L’étude en question aurait conclu que «si l’on se place dans des perspectives d’intérêt général de développement et non dans des perspectives particulières de développement (intérêts défendus par les opérateurs présents sur le marché et les autres acteurs au service de ces derniers) alors c’est incontestablement le choix de la 4G/LTE qui s’impose». Le fait est que «la 4G inclut la 3G, mais la 3G n’inclut absolument pas la 4G».

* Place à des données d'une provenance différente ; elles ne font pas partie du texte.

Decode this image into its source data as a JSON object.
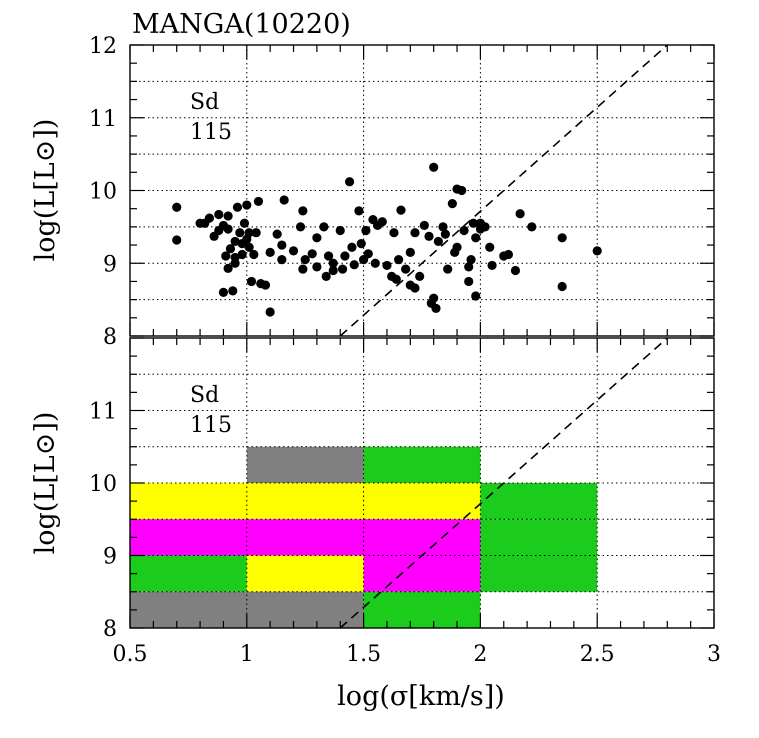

Ainsi, un choix 3G qui «ne tient pas compte des perspective 4G pourrait empêcher un déploiement massif de la 4G (problème de disponibilité des fréquences, notamment)», indique la même source. Elle précise que «le Président lui -même avait exigé du ministre de réaliser une telle étude» qui était «claire en matière de coût d’infrastructures, de terminaux, et de services… et en totale contradiction avec les annonces faites en la matière par le MPTIC». Au lieu de conditionner le dossier 3G/4G/LTE à la résolution de celui de Djezzy, le MPTIC «gagnerait à concentrer les efforts sur la résolution du problème ‘‘technique’’ de la 3G/4G/LTE qui relève de ses compétences», soutient la même source. Le nombre d’abonnées à la 4G s’élevait à 9,3 millions dans le monde fin 2011 et plus de 27 millions en 2012 dont la moitié en Amérique du Nord, selon l’institut IDATE. Il devrait atteindre plus de 900 millions en 2016.